Isso significa que não haverá votação para a medida. Na prática, os deputados rejeitaram a redação. Foi um movimento impulsionado pela oposição e pelo centrão.
Alguns dos aumentos de tributos propostos pelo time do presidente Luiz Inácio Lula da Silva (PT) não valerão mais, porque o prazo de vigência do texto sem aval do Congresso já acaba hoje. As novas regras de compensação tributária e outras determinações também caducam.
A MP é polêmica e sofreu resistência dos parlamentares. O governo queria aumentar a tributação de títulos isentos e de bets com objetivo de fortalecer a arrecadação.
Inicialmente, esperava-se arrecadar R$ 20,9 bilhões em 2026 com todas as novas regras. Foi uma forma de compensar algumas amenizações no decreto que elevou o IOF (Imposto sobre Operações Financeiras).

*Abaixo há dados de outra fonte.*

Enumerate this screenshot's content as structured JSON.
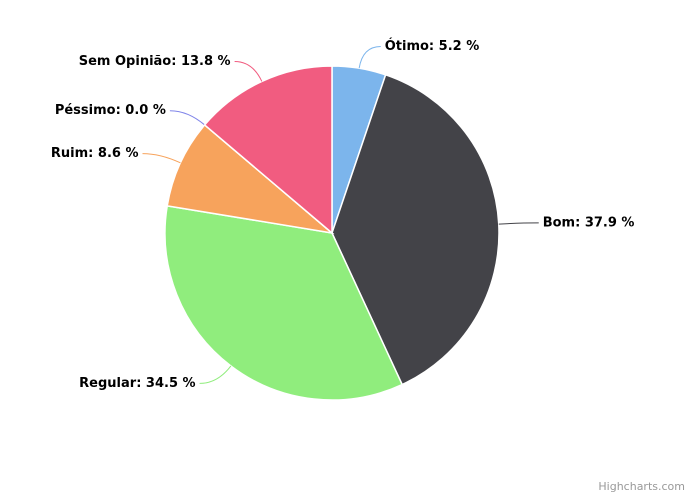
{
  "chart_data": {
    "type": "pie",
    "categories": [
      "Ótimo",
      "Bom",
      "Regular",
      "Ruim",
      "Péssimo",
      "Sem Opinião"
    ],
    "values": [
      5.2,
      37.9,
      34.5,
      8.6,
      0.0,
      13.8
    ],
    "value_labels": [
      "Ótimo: 5.2 %",
      "Bom: 37.9 %",
      "Regular: 34.5 %",
      "Ruim: 8.6 %",
      "Péssimo: 0.0 %",
      "Sem Opinião: 13.8 %"
    ],
    "colors": [
      "#7cb5ec",
      "#434348",
      "#90ed7d",
      "#f7a35c",
      "#8085e9",
      "#f15c80"
    ],
    "credits": "Highcharts.com"
  }
}
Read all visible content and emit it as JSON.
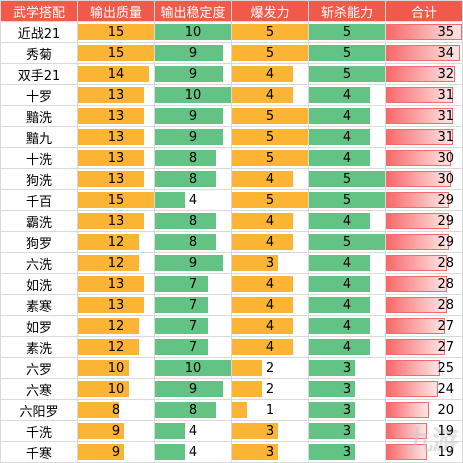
{
  "headers": [
    "武学搭配",
    "输出质量",
    "输出稳定度",
    "爆发力",
    "斩杀能力",
    "合计"
  ],
  "max": {
    "quality": 15,
    "stability": 10,
    "burst": 5,
    "kill": 5,
    "total": 35
  },
  "colors": {
    "header": "#f05a4b",
    "quality": "#fbb433",
    "stability": "#63c384",
    "burst": "#fbb433",
    "kill": "#63c384",
    "total": "#f8696b"
  },
  "rows": [
    {
      "name": "近战21",
      "quality": "15",
      "stability": "10",
      "burst": "5",
      "kill": "5",
      "total": "35"
    },
    {
      "name": "秀菊",
      "quality": "15",
      "stability": "9",
      "burst": "5",
      "kill": "5",
      "total": "34"
    },
    {
      "name": "双手21",
      "quality": "14",
      "stability": "9",
      "burst": "4",
      "kill": "5",
      "total": "32"
    },
    {
      "name": "十罗",
      "quality": "13",
      "stability": "10",
      "burst": "4",
      "kill": "4",
      "total": "31"
    },
    {
      "name": "黯洗",
      "quality": "13",
      "stability": "9",
      "burst": "5",
      "kill": "4",
      "total": "31"
    },
    {
      "name": "黯九",
      "quality": "13",
      "stability": "9",
      "burst": "5",
      "kill": "4",
      "total": "31"
    },
    {
      "name": "十洗",
      "quality": "13",
      "stability": "8",
      "burst": "5",
      "kill": "4",
      "total": "30"
    },
    {
      "name": "狗洗",
      "quality": "13",
      "stability": "8",
      "burst": "4",
      "kill": "5",
      "total": "30"
    },
    {
      "name": "千百",
      "quality": "15",
      "stability": "4",
      "burst": "5",
      "kill": "5",
      "total": "29"
    },
    {
      "name": "霸洗",
      "quality": "13",
      "stability": "8",
      "burst": "4",
      "kill": "4",
      "total": "29"
    },
    {
      "name": "狗罗",
      "quality": "12",
      "stability": "8",
      "burst": "4",
      "kill": "5",
      "total": "29"
    },
    {
      "name": "六洗",
      "quality": "12",
      "stability": "9",
      "burst": "3",
      "kill": "4",
      "total": "28"
    },
    {
      "name": "如洗",
      "quality": "13",
      "stability": "7",
      "burst": "4",
      "kill": "4",
      "total": "28"
    },
    {
      "name": "素寒",
      "quality": "13",
      "stability": "7",
      "burst": "4",
      "kill": "4",
      "total": "28"
    },
    {
      "name": "如罗",
      "quality": "12",
      "stability": "7",
      "burst": "4",
      "kill": "4",
      "total": "27"
    },
    {
      "name": "素洗",
      "quality": "12",
      "stability": "7",
      "burst": "4",
      "kill": "4",
      "total": "27"
    },
    {
      "name": "六罗",
      "quality": "10",
      "stability": "10",
      "burst": "2",
      "kill": "3",
      "total": "25"
    },
    {
      "name": "六寒",
      "quality": "10",
      "stability": "9",
      "burst": "2",
      "kill": "3",
      "total": "24"
    },
    {
      "name": "六阳罗",
      "quality": "8",
      "stability": "8",
      "burst": "1",
      "kill": "3",
      "total": "20"
    },
    {
      "name": "千洗",
      "quality": "9",
      "stability": "4",
      "burst": "3",
      "kill": "3",
      "total": "19"
    },
    {
      "name": "千寒",
      "quality": "9",
      "stability": "4",
      "burst": "3",
      "kill": "3",
      "total": "19"
    }
  ],
  "watermark": "九游"
}
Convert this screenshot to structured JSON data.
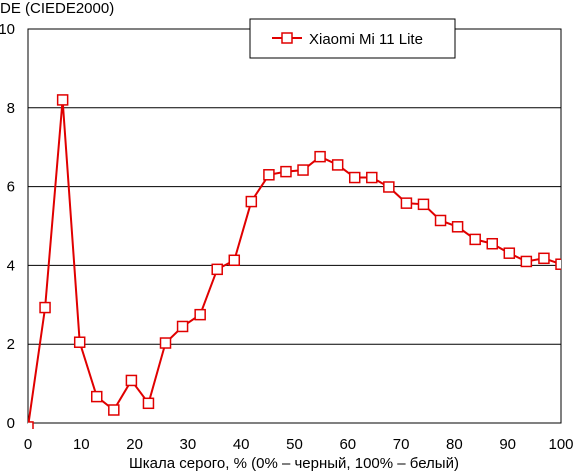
{
  "chart_data": {
    "type": "line",
    "title": "DE (CIEDE2000)",
    "xlabel": "Шкала серого, % (0% – черный, 100% – белый)",
    "ylabel": "",
    "xlim": [
      0,
      100
    ],
    "ylim": [
      0,
      10
    ],
    "x_ticks": [
      "0",
      "10",
      "20",
      "30",
      "40",
      "50",
      "60",
      "70",
      "80",
      "90",
      "100"
    ],
    "y_ticks": [
      "0",
      "2",
      "4",
      "6",
      "8",
      "10"
    ],
    "grid": "horizontal",
    "legend": "top-right",
    "series": [
      {
        "name": "Xiaomi Mi 11 Lite",
        "color": "#e00000",
        "marker": "hollow-square",
        "x": [
          0,
          3.2,
          6.5,
          9.7,
          12.9,
          16.1,
          19.4,
          22.6,
          25.8,
          29.0,
          32.3,
          35.5,
          38.7,
          41.9,
          45.2,
          48.4,
          51.6,
          54.8,
          58.1,
          61.3,
          64.5,
          67.7,
          71.0,
          74.2,
          77.4,
          80.6,
          83.9,
          87.1,
          90.3,
          93.5,
          96.8,
          100
        ],
        "y": [
          -0.1,
          2.93,
          8.2,
          2.05,
          0.67,
          0.33,
          1.08,
          0.5,
          2.03,
          2.45,
          2.75,
          3.9,
          4.13,
          5.62,
          6.3,
          6.38,
          6.42,
          6.76,
          6.55,
          6.23,
          6.23,
          5.99,
          5.58,
          5.55,
          5.14,
          4.98,
          4.66,
          4.55,
          4.31,
          4.1,
          4.18,
          4.03
        ]
      }
    ]
  }
}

Entretanto, Ministério da Fazenda aceitou fazer recuos na MP (entenda mais abaixo na notícia). As mudanças diminuíram as estimativas de receita para cerca de R$ 17 bilhões.
A Câmara rejeitou as medidas mesmo com as concessões da equipe econômica. Foi uma derrota significativa para o governo Lula, que precisava do dinheiro para fechar o Orçamento deste e do próximo ano.
A MP seria analisada pelo Senado caso tivesse aprovação da Casa Baixa. Nesse cenário, a votação também seria incerta. Integrantes do centrão e da oposição trabalhavam para barrar as normas, como mostrou o Portal da Reforma Tributária.
Leia abaixo todas as medidas que a equipe econômica queria emplacar, mas não conseguiu por causa da resistência no Congresso.
Títulos isentos
- MP original – LCI, LCA, LH, CRI, CRA e debêntures incentivadas com Imposto de Renda de 5% a partir de 2026.
- MP amenizada – Alíquota zero para os investimentos.
- Perda de arrecadação em 2026 – R$ 2,6 bilhões.
As propostas vão caducar.
Bets
- MP original – Contribuição de 18% sobre a receita bruta de jogos.
- MP amenizada – Permanece como é hoje, com alíquota de 12%.
- Perda de arrecadação em 2026 – R$ 1,7 bilhão.
As propostas vão caducar.
Nova compensação tributária
Seriam o consideradas declarações indevidas para compensação tributária aquelas:
- Com documento de arrecadação inexistente (como se tivesse pago imposto quando não pagou).
- Com crédito de PIS/Cofins sem relação com a atividade da companhia.
A ideia era inserir novas barreiras para a obtenção dos créditos. Lula perdeu R$ 10 bilhões ao ano.
Cripto & imposto unificado
A MP determinou a unificação do percentual em 18% IRPF (Imposto de Renda de Pessoas Físicas) em aplicações financeiras Algumas das categorias que teriam a alíquota unificada eram:
- Ganhos líquidos em operações de Bolsa e de Balcão organizados a partir de R$ 60.000.
- Remuneração de empréstimos de títulos e valores mobiliários.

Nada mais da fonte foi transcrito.